Aujourd’hui me voilà à parcourir ces pièces silencieuses.
J’ai posé ma veste de costume sur une chaise et mes chaussures de Monsieur claquent sur le parquet pendant que, de pièce en pièce, j’inventorie le néant comme pour conclure des vies, sorte de contrôleur de gestion du destin.

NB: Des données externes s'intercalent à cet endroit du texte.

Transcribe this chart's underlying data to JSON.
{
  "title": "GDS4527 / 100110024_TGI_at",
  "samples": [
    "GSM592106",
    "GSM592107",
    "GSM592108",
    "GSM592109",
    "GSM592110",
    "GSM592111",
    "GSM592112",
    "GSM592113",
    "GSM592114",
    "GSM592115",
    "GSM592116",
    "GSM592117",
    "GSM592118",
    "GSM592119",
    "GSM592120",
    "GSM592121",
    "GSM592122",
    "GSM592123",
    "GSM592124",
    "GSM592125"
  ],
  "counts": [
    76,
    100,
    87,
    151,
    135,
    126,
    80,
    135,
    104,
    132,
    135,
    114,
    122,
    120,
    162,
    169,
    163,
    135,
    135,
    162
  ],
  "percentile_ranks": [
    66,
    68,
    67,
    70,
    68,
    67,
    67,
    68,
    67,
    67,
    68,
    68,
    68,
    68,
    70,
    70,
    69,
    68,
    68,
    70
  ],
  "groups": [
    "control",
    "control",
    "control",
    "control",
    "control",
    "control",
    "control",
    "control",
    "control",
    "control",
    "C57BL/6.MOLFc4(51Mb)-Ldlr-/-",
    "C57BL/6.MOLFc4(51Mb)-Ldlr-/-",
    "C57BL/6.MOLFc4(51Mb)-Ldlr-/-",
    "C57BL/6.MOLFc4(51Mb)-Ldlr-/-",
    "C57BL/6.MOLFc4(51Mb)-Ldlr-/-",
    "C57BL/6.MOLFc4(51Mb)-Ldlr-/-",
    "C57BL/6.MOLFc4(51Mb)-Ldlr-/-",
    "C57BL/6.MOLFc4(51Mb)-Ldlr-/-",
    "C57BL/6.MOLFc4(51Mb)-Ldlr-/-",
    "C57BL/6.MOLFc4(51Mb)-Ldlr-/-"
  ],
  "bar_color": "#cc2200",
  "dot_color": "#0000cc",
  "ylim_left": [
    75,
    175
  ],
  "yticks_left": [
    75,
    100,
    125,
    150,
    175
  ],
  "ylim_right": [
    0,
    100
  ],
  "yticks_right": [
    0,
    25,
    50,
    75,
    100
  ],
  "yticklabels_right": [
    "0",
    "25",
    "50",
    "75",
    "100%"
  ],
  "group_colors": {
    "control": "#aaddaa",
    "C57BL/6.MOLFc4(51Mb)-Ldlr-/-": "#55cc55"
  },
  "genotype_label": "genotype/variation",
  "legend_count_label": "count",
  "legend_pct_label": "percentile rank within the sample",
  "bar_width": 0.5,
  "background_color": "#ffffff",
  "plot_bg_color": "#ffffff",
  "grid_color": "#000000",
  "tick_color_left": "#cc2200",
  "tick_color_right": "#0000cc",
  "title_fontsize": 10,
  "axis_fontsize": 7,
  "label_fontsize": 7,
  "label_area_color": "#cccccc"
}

Dans le recoin du couloir, je trouve la petite commode qui contient la plupart des papiers. Il faut que je retrouve certains documents alors je prends une à une les pochettes empilées, sans étiquettes. Des courriers administratifs, des relevés de banque, des contrats de crédit, des calculs d’impôts. En 15 minutes, j’ai fait un voyage de 30 ans, à rebours, commencé par une menace de saisie et terminé par un calcul de revenus qui paraît si élevé pour son époque.
L’histoire d’un gâchis lue à l’envers
J’ouvre et feuillette ces dossiers. Son premier contrat, il habitait alors à mon adresse actuelle… son livret d’étudiant.. son bac… Je referme le dossier.

Et puis il y a deux valises et quelques dossiers. 40 ans de création dans deux valises. Je feuillette, mais rapidement c’est trop. Je referme tout ça en me disant qu’un jour il faudra en faire quelque chose.
Un jour, bientôt. On va bien devoir le vider, cet appartement. Un jour, pas aujourd’hui. Mais si proche.

Je me demande ce que je fais là, dans le froid et la lumière blafarde, à feuilleter des dossiers poussiéreux. Je me demande par quel cynisme la vie me contraint à cette mission.

Je fais l’inventaire d’un vivant, comme pour un mort. Je fais l’inventaire d’une vie de famille qui n’a pas été la mienne, d’une vie de famille qui a vacillé quand Il est parti, et a pris fin quand Elle est morte, tandis que lui, est comme entre parenthèses.

J’ai cette étrange impression de faire le bilan d’une vie avant son terme. Comme si ça ne faisait de toutes façons plus vraiment de différence. Et c’est sans doute vrai tant sa vie aujourd’hui n’a plus que l’épaisseur d’un cheveu et la répétition d’un métronome, jour après jour, sans but.

Aujourd’hui il est trop tard pour parler.